(ORDO NEWS) — The stone structure of Carraig-a-Mhaistin, discovered many years ago in the Irish harbor of Cork, has finally been identified by scientists as a megalithic dolmen. According to the Irish Examiner, experts were previously unsure if it was a prehistoric monument or a 19th-century “nonsense”.
A new study by archaeologist Michael Gibbons has shown that the monument is actually a megalithic dolmen. The monument also consists of a small chamber on the western side of the pyramid.
The man-made stone pile marking the burial mound measures 82 feet long and 15 feet wide. The pyramid of stones was not previously found, as it was under water.
Gibbons believes that the rest of the pyramid may be “partially buried in estuarine mud”.
It is not clear exactly when the sea level in the area rose, but it is believed that it has remained stable for the past 2,000 years.

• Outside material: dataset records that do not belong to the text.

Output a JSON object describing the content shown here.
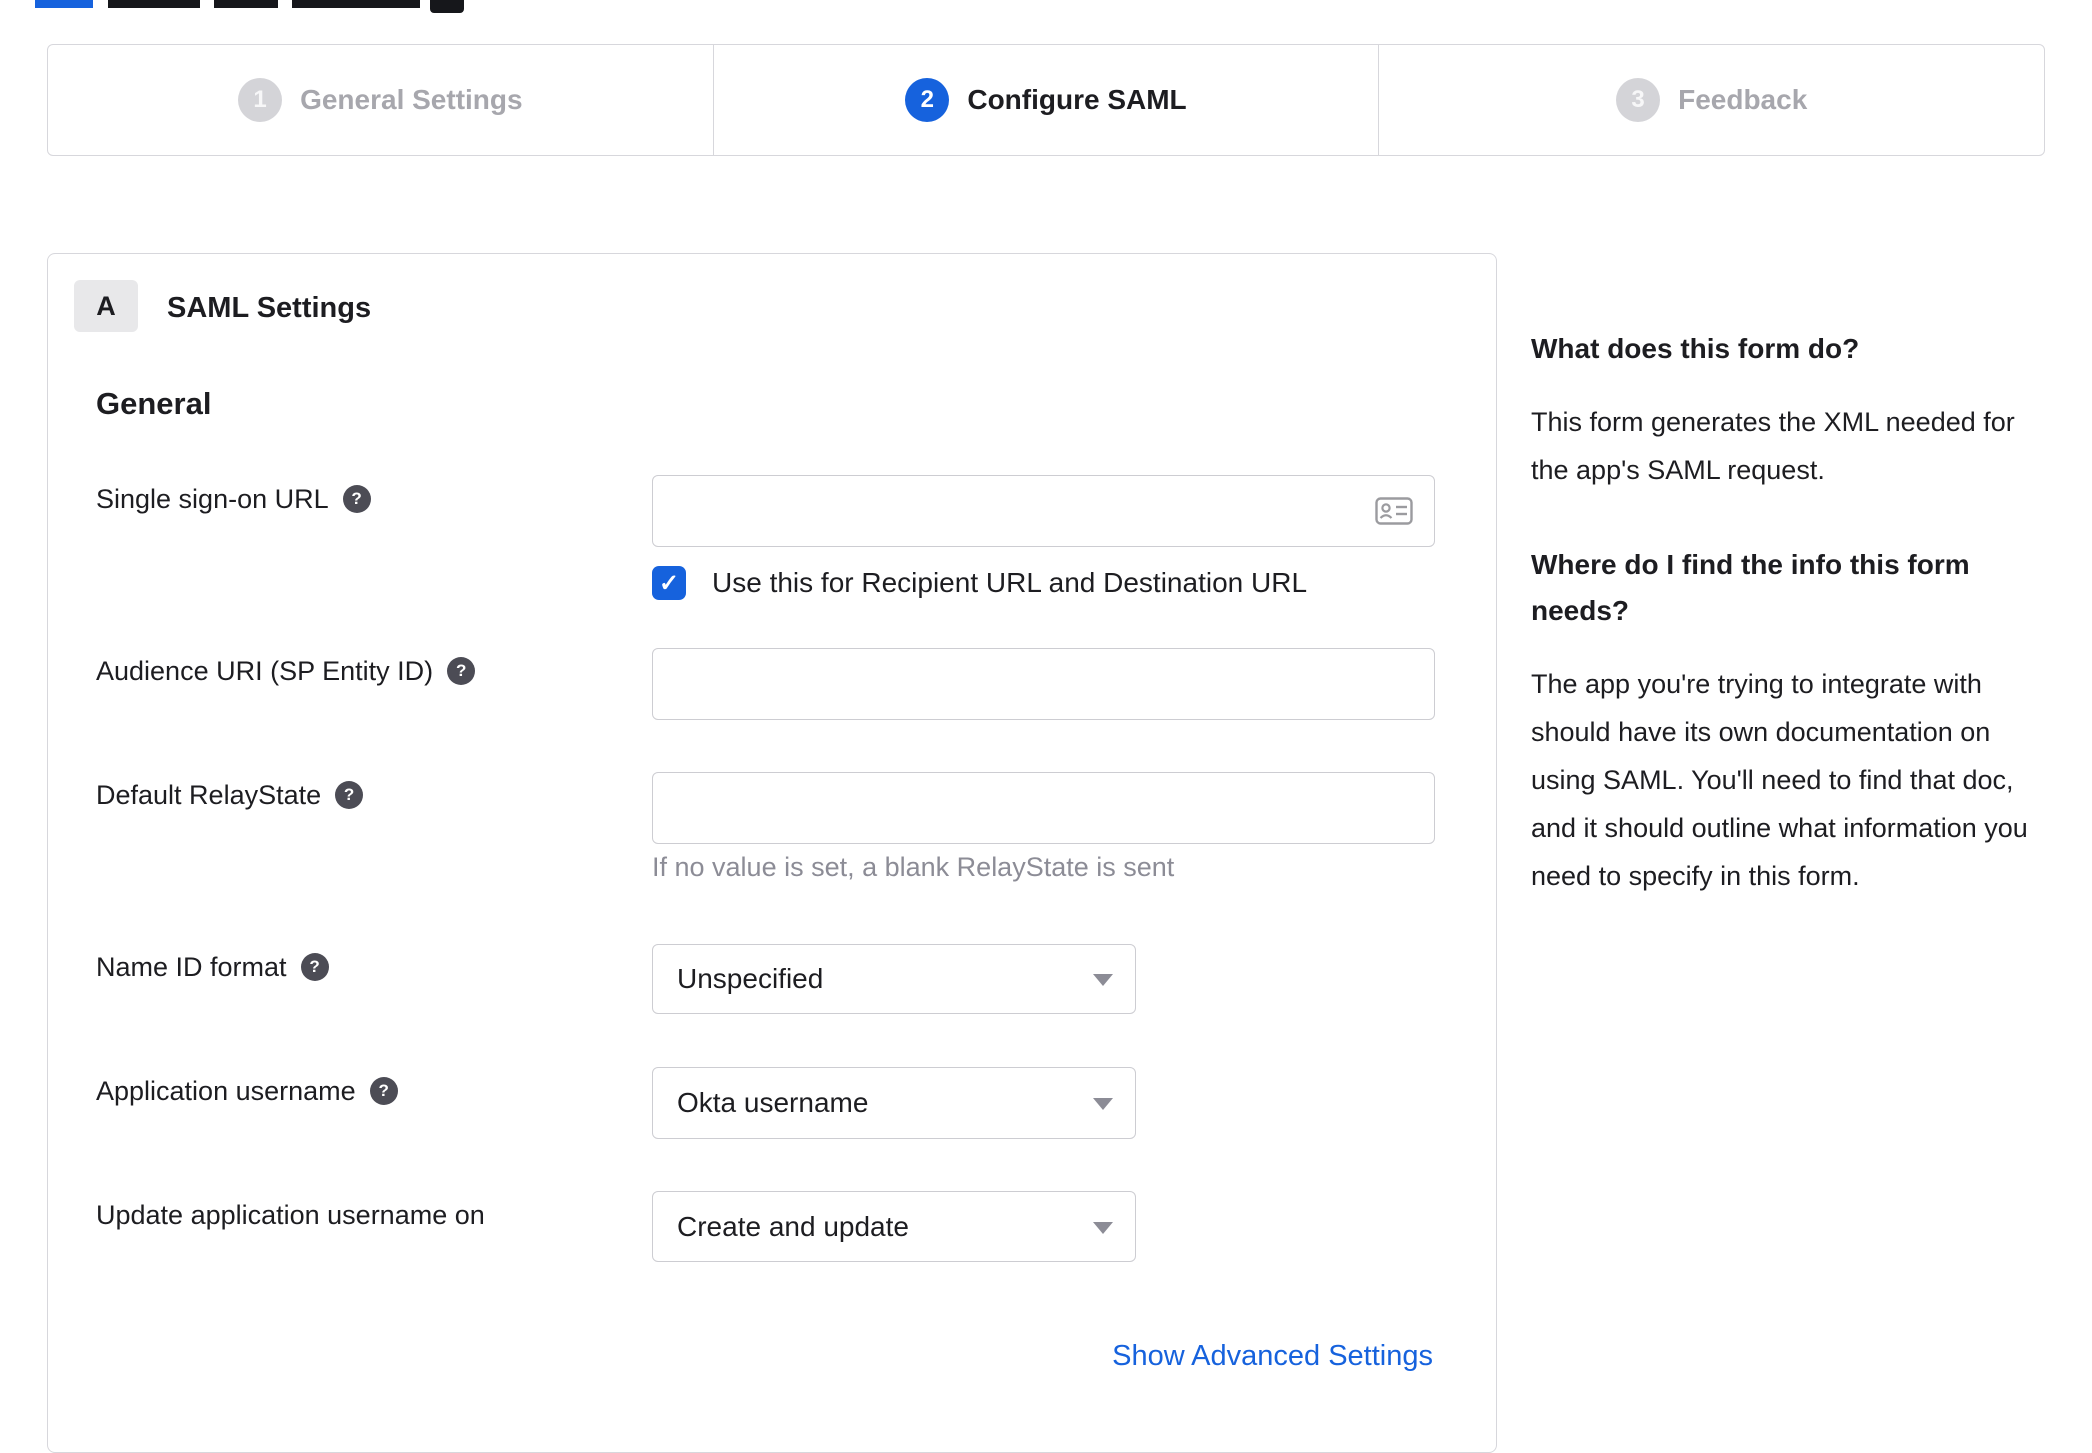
{
  "icons": {
    "help": "?",
    "check": "✓"
  },
  "stepper": {
    "steps": [
      {
        "number": "1",
        "label": "General Settings",
        "state": "inactive"
      },
      {
        "number": "2",
        "label": "Configure SAML",
        "state": "active"
      },
      {
        "number": "3",
        "label": "Feedback",
        "state": "inactive"
      }
    ]
  },
  "panel": {
    "section_badge": "A",
    "section_title": "SAML Settings",
    "group_title": "General",
    "fields": {
      "sso_url": {
        "label": "Single sign-on URL",
        "value": ""
      },
      "sso_checkbox": {
        "label": "Use this for Recipient URL and Destination URL",
        "checked": true
      },
      "audience_uri": {
        "label": "Audience URI (SP Entity ID)",
        "value": ""
      },
      "default_relaystate": {
        "label": "Default RelayState",
        "value": "",
        "hint": "If no value is set, a blank RelayState is sent"
      },
      "name_id_format": {
        "label": "Name ID format",
        "value": "Unspecified"
      },
      "application_username": {
        "label": "Application username",
        "value": "Okta username"
      },
      "update_app_username": {
        "label": "Update application username on",
        "value": "Create and update"
      }
    },
    "advanced_link": "Show Advanced Settings"
  },
  "sidebar": {
    "sections": [
      {
        "title": "What does this form do?",
        "body": "This form generates the XML needed for the app's SAML request."
      },
      {
        "title": "Where do I find the info this form needs?",
        "body": "The app you're trying to integrate with should have its own documentation on using SAML. You'll need to find that doc, and it should outline what information you need to specify in this form."
      }
    ]
  },
  "colors": {
    "accent_blue": "#1662dd",
    "border_gray": "#d7d7dc",
    "inactive_gray": "#a7a7ad",
    "text_dark": "#1d1d21",
    "hint_gray": "#8c8c96"
  }
}
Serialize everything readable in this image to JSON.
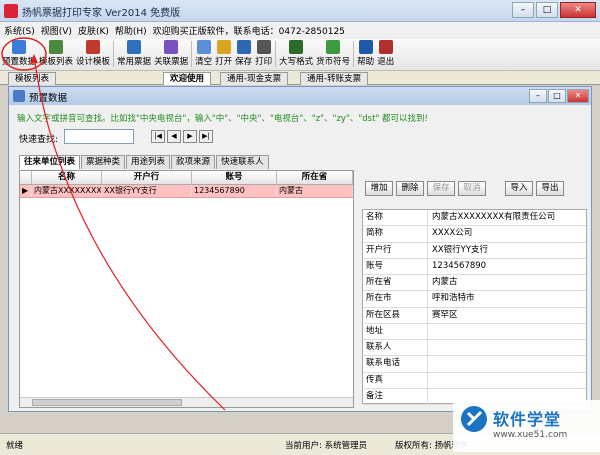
{
  "window": {
    "title": "扬帆票据打印专家 Ver2014 免费版"
  },
  "menu": [
    "系统(S)",
    "视图(V)",
    "皮肤(K)",
    "帮助(H)",
    "欢迎购买正版软件，联系电话：0472-2850125"
  ],
  "toolbar": [
    {
      "label": "预置数据",
      "color": "#3a7dd8",
      "icon": "grid-icon"
    },
    {
      "label": "模板列表",
      "color": "#4a8a3c",
      "icon": "list-icon"
    },
    {
      "label": "设计模板",
      "color": "#c0392b",
      "icon": "design-icon"
    },
    {
      "label": "常用票据",
      "color": "#2e6fbe",
      "icon": "ticket-icon"
    },
    {
      "label": "关联票据",
      "color": "#7a4fbf",
      "icon": "link-icon"
    },
    {
      "label": "清空",
      "color": "#5b8fd4",
      "icon": "clear-icon"
    },
    {
      "label": "打开",
      "color": "#d9a521",
      "icon": "folder-icon"
    },
    {
      "label": "保存",
      "color": "#2c68b4",
      "icon": "save-icon"
    },
    {
      "label": "打印",
      "color": "#555555",
      "icon": "printer-icon"
    },
    {
      "label": "大写格式",
      "color": "#2a6e2a",
      "icon": "dollar-icon"
    },
    {
      "label": "货币符号",
      "color": "#3f9a3f",
      "icon": "currency-icon"
    },
    {
      "label": "帮助",
      "color": "#1e5aa8",
      "icon": "help-icon"
    },
    {
      "label": "退出",
      "color": "#b03030",
      "icon": "exit-icon"
    }
  ],
  "tabs": {
    "left": "模板列表",
    "items": [
      "欢迎使用",
      "通用-现金支票",
      "通用-转账支票"
    ]
  },
  "dialog": {
    "title": "预置数据",
    "hint": "输入文字或拼音可查找。比如找\"中央电视台\"，输入\"中\"、\"中央\"、\"电视台\"、\"z\"、\"zy\"、\"dst\" 都可以找到!",
    "search_label": "快速查找:",
    "nav": [
      "|◀",
      "◀",
      "▶",
      "▶|"
    ],
    "subtabs": [
      "往来单位列表",
      "票据种类",
      "用途列表",
      "款项来源",
      "快速联系人"
    ],
    "columns": [
      "名称",
      "开户行",
      "账号",
      "所在省"
    ],
    "row": [
      "内蒙古XXXXXXXX有限责任公司",
      "XX银行YY支行",
      "1234567890",
      "内蒙古"
    ],
    "actions": [
      "增加",
      "删除",
      "保存",
      "取消",
      "导入",
      "导出"
    ],
    "form": [
      {
        "label": "名称",
        "value": "内蒙古XXXXXXXX有限责任公司"
      },
      {
        "label": "简称",
        "value": "XXXX公司"
      },
      {
        "label": "开户行",
        "value": "XX银行YY支行"
      },
      {
        "label": "账号",
        "value": "1234567890"
      },
      {
        "label": "所在省",
        "value": "内蒙古"
      },
      {
        "label": "所在市",
        "value": "呼和浩特市"
      },
      {
        "label": "所在区县",
        "value": "赛罕区"
      },
      {
        "label": "地址",
        "value": ""
      },
      {
        "label": "联系人",
        "value": ""
      },
      {
        "label": "联系电话",
        "value": ""
      },
      {
        "label": "传真",
        "value": ""
      },
      {
        "label": "备注",
        "value": ""
      }
    ]
  },
  "status": {
    "left": "就绪",
    "user": "当前用户: 系统管理员",
    "copyright": "版权所有: 扬帆软件"
  },
  "watermark": {
    "text": "软件学堂",
    "url": "www.xue51.com"
  }
}
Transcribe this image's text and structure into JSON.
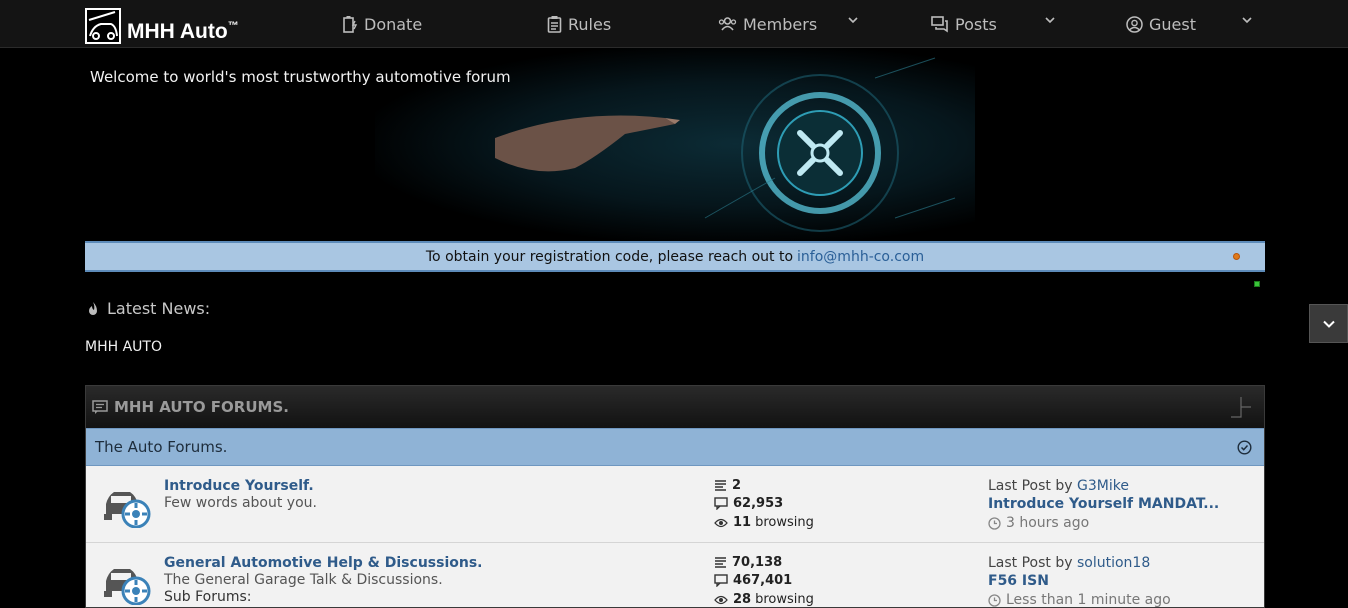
{
  "brand": {
    "name": "MHH Auto",
    "tm": "™"
  },
  "nav": [
    {
      "label": "Donate",
      "icon": "battery-icon"
    },
    {
      "label": "Rules",
      "icon": "clipboard-icon"
    },
    {
      "label": "Members",
      "icon": "users-icon"
    },
    {
      "label": "Posts",
      "icon": "chat-icon"
    },
    {
      "label": "Guest",
      "icon": "user-circle-icon"
    }
  ],
  "banner": {
    "title": "Welcome to world's most trustworthy automotive forum"
  },
  "notice": {
    "text": "To obtain your registration code, please reach out to",
    "email": "info@mhh-co.com"
  },
  "news": {
    "heading": "Latest News:",
    "text": "MHH AUTO"
  },
  "forum": {
    "title": "MHH AUTO FORUMS.",
    "category": "The Auto Forums.",
    "rows": [
      {
        "title": "Introduce Yourself.",
        "desc": "Few words about you.",
        "sub": "",
        "threads": "2",
        "posts": "62,953",
        "browsing": "11",
        "browsing_label": "browsing",
        "last_by_label": "Last Post by",
        "last_user": "G3Mike",
        "last_thread": "Introduce Yourself MANDAT...",
        "last_time": "3 hours ago"
      },
      {
        "title": "General Automotive Help & Discussions.",
        "desc": "The General Garage Talk & Discussions.",
        "sub": "Sub Forums:",
        "threads": "70,138",
        "posts": "467,401",
        "browsing": "28",
        "browsing_label": "browsing",
        "last_by_label": "Last Post by",
        "last_user": "solution18",
        "last_thread": "F56 ISN",
        "last_time": "Less than 1 minute ago"
      }
    ]
  },
  "colors": {
    "accent": "#2f5b8a",
    "notice_bg": "#a9c6e2",
    "category_bg": "#8fb3d6"
  }
}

There is another tomb with a tidal portal on the island.
In Irish folklore, portal tombs or dolmens were often known as Diarmuid and Greine Lodge, the final resting place of a fugitive couple who, legend has it, was pursued by Greine’s husband Fionn mac Cumhail.
Many of these were built close to the coast; however, due to the movement of plates in the Atlantic Ocean, most of them have not survived, including the only megalithic tomb of Sherkin Island in the town of Slievemore.